A while ago we have ordered and received our Proto Pasta sample pack that included Carbon Fiber PLA. We’ve started playing with this interesting filament that is essentially PLA filament with small pieces of carbon fiber that can be used for 3D printing and we can share our experience and initial impressions for it. Proto Pasta, the manufacturer of this exotic filament is promising that the prints made with their Carbon Fiber PLA are more rigid, providing excellent structural strength and layer adhesion with very low warpage and they are right on the spot with that. The Proto-pasta Carbon Fiber PLA is made from NatureWorks 4043D PLA Resin compounded with 15% (by weight) chopped Carbon Fibers and the material is supposed to print just like you would print with normal PLA filament. This filament is offering increased rigidity, not strength, thanks to the carbon fiber or with other words you can expect structural support, but decreased flexibility compared to standard PLA filament.
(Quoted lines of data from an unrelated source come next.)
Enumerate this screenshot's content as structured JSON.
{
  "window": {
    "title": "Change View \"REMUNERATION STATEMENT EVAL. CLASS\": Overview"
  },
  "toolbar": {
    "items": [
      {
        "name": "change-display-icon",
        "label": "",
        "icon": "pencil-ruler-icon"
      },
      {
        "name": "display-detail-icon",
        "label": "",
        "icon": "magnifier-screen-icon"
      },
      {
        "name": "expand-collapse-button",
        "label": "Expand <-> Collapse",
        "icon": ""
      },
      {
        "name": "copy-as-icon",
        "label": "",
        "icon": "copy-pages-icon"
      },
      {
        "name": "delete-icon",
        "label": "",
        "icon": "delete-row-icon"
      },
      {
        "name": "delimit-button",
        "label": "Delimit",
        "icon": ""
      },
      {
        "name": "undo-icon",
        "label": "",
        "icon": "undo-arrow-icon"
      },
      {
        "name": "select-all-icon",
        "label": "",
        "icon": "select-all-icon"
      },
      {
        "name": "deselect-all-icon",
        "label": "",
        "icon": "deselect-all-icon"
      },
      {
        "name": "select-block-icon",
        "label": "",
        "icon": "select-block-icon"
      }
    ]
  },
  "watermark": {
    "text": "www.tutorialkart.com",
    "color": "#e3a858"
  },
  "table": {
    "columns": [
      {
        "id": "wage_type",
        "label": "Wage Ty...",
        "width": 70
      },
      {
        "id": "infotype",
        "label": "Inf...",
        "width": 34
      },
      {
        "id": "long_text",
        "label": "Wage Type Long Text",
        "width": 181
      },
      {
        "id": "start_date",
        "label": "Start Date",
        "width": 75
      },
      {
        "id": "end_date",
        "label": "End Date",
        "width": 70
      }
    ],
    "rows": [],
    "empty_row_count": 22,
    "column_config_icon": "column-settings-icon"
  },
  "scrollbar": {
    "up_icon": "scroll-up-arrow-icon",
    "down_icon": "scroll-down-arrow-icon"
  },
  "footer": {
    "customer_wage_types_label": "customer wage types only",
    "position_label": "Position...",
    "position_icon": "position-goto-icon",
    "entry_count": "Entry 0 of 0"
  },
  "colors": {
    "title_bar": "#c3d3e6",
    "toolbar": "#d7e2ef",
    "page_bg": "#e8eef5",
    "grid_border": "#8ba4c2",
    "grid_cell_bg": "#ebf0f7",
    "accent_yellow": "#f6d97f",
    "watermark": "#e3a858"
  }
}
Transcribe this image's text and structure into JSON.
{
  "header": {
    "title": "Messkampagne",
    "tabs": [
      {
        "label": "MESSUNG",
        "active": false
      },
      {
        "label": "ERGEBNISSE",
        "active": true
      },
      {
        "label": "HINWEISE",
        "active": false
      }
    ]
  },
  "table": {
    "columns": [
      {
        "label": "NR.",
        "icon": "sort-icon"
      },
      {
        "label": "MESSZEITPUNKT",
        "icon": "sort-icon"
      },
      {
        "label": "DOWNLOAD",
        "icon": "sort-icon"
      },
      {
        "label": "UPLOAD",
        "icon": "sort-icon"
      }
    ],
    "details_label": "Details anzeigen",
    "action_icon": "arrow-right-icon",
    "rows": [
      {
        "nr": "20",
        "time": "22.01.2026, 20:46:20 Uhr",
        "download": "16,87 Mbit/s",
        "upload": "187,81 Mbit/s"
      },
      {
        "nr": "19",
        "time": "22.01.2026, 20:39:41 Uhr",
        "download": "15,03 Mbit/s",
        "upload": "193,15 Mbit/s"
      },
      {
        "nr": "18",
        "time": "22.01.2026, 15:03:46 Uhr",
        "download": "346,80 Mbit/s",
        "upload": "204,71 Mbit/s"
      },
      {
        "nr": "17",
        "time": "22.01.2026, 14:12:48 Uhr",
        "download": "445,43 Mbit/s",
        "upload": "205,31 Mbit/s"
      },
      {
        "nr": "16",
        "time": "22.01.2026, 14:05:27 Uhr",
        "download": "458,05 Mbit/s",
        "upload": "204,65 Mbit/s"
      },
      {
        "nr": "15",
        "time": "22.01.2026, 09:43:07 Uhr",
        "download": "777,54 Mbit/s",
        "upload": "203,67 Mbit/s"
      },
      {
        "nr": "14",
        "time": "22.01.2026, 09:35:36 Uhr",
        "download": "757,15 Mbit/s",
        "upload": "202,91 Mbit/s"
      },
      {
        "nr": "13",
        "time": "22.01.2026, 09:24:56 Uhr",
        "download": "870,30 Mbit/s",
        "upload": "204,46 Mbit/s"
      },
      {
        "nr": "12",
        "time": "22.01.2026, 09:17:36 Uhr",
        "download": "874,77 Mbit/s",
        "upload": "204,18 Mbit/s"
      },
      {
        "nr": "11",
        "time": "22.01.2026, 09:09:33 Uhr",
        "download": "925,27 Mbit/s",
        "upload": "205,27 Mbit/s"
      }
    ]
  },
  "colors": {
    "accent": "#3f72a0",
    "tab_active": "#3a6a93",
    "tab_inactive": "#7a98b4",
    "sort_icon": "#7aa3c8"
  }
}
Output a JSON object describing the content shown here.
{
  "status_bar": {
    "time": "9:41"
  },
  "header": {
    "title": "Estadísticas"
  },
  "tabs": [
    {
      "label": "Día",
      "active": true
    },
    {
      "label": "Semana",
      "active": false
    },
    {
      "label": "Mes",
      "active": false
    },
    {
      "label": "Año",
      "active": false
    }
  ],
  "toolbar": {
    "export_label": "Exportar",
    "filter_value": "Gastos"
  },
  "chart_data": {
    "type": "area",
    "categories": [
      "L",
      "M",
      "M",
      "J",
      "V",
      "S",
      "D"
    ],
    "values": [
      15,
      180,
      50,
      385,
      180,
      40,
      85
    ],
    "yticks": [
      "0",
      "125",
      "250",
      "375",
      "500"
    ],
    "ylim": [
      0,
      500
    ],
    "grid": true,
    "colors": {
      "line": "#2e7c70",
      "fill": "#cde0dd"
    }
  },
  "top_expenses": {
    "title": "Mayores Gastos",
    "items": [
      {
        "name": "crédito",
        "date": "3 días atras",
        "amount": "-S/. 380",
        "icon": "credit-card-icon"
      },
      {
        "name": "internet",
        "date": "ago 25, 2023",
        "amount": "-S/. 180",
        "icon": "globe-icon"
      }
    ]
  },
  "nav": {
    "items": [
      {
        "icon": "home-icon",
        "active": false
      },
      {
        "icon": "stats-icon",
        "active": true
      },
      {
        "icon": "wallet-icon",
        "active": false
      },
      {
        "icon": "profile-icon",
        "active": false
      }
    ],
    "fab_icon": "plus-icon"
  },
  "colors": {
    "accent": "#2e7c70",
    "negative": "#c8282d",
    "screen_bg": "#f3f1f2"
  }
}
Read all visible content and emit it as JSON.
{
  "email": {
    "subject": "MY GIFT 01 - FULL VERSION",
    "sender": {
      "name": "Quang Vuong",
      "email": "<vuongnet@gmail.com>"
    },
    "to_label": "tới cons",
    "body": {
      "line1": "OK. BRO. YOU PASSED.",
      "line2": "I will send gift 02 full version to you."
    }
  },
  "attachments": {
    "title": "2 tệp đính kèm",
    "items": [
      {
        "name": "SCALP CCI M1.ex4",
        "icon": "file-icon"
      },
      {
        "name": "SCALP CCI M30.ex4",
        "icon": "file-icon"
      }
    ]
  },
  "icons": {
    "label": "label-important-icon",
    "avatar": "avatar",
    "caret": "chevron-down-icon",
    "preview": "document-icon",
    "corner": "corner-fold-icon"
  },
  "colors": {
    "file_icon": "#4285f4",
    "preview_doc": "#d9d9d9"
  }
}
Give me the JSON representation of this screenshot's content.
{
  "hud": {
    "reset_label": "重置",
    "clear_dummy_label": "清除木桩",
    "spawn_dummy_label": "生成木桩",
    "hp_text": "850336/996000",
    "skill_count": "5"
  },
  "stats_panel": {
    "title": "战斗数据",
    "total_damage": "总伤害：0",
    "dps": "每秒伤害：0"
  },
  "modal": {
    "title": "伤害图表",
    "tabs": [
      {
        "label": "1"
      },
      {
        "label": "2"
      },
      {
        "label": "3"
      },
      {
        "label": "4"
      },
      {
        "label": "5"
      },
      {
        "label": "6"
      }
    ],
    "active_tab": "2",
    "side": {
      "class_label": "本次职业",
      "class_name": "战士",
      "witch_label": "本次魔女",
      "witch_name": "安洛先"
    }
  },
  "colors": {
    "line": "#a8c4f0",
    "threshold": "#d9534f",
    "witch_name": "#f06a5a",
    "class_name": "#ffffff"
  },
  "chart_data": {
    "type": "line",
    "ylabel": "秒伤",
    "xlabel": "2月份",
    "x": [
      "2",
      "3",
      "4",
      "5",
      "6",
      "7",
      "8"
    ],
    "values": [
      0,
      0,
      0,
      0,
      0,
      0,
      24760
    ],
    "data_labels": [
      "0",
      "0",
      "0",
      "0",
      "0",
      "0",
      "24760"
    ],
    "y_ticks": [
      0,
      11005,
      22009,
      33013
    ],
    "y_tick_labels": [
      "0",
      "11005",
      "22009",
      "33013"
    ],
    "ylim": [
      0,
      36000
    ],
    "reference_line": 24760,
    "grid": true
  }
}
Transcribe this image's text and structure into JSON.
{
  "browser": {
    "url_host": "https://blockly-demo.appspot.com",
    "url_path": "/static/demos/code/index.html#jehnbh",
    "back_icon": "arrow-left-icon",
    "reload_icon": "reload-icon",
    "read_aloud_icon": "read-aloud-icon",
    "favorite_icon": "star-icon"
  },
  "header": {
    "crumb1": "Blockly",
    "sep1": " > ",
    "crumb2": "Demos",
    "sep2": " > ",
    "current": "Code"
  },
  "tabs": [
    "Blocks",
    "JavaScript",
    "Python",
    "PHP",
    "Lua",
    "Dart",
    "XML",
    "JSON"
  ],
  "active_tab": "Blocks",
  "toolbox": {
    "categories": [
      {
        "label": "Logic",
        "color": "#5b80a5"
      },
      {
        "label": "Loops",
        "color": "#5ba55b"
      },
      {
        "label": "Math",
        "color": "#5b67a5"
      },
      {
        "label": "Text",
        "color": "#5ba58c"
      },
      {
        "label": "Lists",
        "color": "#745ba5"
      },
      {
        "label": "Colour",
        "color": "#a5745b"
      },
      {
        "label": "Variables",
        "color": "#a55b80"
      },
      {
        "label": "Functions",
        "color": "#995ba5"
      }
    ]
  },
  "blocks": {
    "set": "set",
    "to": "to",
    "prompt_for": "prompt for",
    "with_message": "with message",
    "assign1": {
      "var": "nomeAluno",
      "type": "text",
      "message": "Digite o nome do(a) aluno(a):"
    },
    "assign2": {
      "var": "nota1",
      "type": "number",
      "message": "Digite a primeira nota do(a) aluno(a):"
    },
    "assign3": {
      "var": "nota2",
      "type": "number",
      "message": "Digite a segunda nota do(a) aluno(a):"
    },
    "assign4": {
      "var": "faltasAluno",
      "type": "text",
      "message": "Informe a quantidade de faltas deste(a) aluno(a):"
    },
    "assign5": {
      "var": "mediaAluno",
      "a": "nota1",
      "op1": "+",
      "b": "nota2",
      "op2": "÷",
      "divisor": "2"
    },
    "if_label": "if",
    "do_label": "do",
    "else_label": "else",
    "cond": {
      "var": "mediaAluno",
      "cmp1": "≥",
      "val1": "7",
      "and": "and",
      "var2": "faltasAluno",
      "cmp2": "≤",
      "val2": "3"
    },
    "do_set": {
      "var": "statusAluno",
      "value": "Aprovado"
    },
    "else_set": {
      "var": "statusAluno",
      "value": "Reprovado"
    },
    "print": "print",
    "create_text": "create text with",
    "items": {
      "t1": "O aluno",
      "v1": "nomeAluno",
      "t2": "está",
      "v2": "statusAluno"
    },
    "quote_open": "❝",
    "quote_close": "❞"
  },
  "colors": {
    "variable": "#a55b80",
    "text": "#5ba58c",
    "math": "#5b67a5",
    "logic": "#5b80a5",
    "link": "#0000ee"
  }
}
The recommended temperature of the printing nozzle from Proto-pasta that is written on the package we’ve received is between 190 and 230 degrees and no heated bed is required for printing the material, so pretty much any standard PLA-capable printed should be just fine,
On the image above you can see a test 3D print from standard black PLA filament on the left and then two test prints from the Carbon Fiber PLA material to the right, one printed at 230 and one at 250 degrees C. The standard PLA print is with a glossy and smooth surface, the Carbon Fiber PLA prints are with a bit rougher matte surface and are more lighter black than standard black PLA. We have started our testing at 190 degrees C, but we’ve had trouble with the filament sticking to the build plate properly, so we continued increasing the temperature and all the way to 210 degrees we had problems with the layers sticking (with properly leveled build plate). Going for 220 degrees Celsius all the way up to 250 has managed to produce good prints on our MakerBot Replicator 2 3D printer with prints at 230 degrees Celsius being the most problem free and with the best quality. We had no trouble with warping as expected and the adhesion was good, but you may need a bit higher temperature of the extruder to avoid problems with the material sticking to the build plate. Our initial impressions from the material are pretty good, now we need to print some parts for RC models to stress test the filament as apparently a lot of people are using the Carbon Fiber PLA material for remote controlled models.